Peringatan Resmi dari Pejabat DJP
Melalui pengumuman resmi bernomor PENG-18/PJ.09/2026 yang diterbitkan Minggu (15/2/2026), DJP menegaskan bahwa institusi mereka tidak pernah meminta masyarakat mengunduh aplikasi mencurigakan atau melakukan transfer dana melalui saluran komunikasi pribadi.
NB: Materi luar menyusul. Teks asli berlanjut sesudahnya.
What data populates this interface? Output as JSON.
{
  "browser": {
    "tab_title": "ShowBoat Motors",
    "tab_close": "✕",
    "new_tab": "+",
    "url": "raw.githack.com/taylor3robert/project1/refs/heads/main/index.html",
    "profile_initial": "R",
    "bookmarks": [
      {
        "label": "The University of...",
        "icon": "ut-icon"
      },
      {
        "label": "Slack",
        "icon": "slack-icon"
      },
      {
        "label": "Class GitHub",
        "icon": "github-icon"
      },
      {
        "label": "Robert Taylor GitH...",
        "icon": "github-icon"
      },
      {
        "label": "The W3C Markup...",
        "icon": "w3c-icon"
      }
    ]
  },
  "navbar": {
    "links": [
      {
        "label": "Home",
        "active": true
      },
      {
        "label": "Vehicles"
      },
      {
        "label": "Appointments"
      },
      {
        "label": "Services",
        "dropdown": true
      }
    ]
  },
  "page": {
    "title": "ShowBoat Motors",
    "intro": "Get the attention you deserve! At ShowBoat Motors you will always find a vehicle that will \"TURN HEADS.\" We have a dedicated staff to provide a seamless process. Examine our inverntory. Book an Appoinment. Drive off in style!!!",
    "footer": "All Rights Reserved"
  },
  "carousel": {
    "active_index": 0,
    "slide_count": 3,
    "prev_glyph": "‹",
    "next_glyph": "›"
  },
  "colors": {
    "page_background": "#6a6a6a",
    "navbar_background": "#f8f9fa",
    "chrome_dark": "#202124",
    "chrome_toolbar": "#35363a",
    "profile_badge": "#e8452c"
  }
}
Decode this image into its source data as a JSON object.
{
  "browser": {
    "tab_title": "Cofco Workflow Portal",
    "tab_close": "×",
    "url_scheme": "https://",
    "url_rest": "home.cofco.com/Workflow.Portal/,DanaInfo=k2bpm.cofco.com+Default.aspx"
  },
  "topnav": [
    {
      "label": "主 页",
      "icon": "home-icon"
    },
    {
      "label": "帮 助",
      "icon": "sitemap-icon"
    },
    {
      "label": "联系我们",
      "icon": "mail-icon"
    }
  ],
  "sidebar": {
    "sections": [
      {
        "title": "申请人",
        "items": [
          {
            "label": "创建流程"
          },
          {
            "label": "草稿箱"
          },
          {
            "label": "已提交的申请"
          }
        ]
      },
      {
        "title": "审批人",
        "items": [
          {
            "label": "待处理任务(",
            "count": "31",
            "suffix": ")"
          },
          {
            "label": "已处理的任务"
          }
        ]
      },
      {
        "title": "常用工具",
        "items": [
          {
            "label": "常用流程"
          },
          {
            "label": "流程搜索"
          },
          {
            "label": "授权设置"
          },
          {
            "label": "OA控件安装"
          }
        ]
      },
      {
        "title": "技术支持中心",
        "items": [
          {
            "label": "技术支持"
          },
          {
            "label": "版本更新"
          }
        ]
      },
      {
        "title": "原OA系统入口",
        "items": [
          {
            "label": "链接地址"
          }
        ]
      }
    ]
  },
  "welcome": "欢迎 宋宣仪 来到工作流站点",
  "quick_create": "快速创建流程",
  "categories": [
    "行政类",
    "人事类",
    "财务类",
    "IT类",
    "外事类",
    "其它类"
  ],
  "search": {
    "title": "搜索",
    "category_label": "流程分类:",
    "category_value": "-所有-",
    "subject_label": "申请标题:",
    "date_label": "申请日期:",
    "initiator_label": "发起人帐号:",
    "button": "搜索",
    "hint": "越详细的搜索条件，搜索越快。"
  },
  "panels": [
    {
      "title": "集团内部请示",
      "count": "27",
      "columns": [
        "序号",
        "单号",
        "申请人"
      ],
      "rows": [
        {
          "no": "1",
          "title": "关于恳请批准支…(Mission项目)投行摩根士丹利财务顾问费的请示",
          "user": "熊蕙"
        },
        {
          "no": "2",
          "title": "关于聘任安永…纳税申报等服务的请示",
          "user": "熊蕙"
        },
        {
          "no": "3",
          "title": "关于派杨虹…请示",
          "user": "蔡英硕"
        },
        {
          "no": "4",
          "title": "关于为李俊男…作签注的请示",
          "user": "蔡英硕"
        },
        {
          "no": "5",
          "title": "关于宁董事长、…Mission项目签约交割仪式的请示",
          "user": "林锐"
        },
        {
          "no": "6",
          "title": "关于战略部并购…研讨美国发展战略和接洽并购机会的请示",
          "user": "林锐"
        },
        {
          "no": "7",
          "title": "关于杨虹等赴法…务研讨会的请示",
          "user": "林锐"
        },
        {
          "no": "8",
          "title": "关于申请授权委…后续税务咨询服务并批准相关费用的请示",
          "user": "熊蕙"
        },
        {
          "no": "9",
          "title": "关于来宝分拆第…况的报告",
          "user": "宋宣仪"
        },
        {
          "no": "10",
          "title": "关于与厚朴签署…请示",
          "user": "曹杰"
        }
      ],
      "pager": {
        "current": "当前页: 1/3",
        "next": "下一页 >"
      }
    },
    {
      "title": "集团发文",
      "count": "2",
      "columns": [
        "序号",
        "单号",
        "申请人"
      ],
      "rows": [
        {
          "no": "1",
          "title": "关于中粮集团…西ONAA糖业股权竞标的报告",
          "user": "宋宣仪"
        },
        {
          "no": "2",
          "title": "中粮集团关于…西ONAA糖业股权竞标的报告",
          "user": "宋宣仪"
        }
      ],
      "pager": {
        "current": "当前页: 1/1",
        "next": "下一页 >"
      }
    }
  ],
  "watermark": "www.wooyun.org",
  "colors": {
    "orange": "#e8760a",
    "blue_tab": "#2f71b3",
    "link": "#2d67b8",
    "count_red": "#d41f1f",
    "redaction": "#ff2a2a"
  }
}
Imbauan ini disampaikan langsung oleh Direktur Penyuluhan, Pelayanan, dan Hubungan Masyarakat DJP, Inge Diana Rismawati.
“DJP mengingatkan kembali masyarakat untuk tetap waspada terhadap modus penipuan yang mengatasnamakan Pejabat atau Pegawai DJP,” tegas Inge dalam pernyataan tertulisnya.
Modus dan Dalih yang Sering Dipakai
Pelaku penipuan biasanya mendekati korban dengan sejumlah dalih yang terdengar resmi dan mendesak. Mereka kerap membawa-bahas isu sensitif seputar administrasi perpajakan untuk menciptakan rasa khawatir.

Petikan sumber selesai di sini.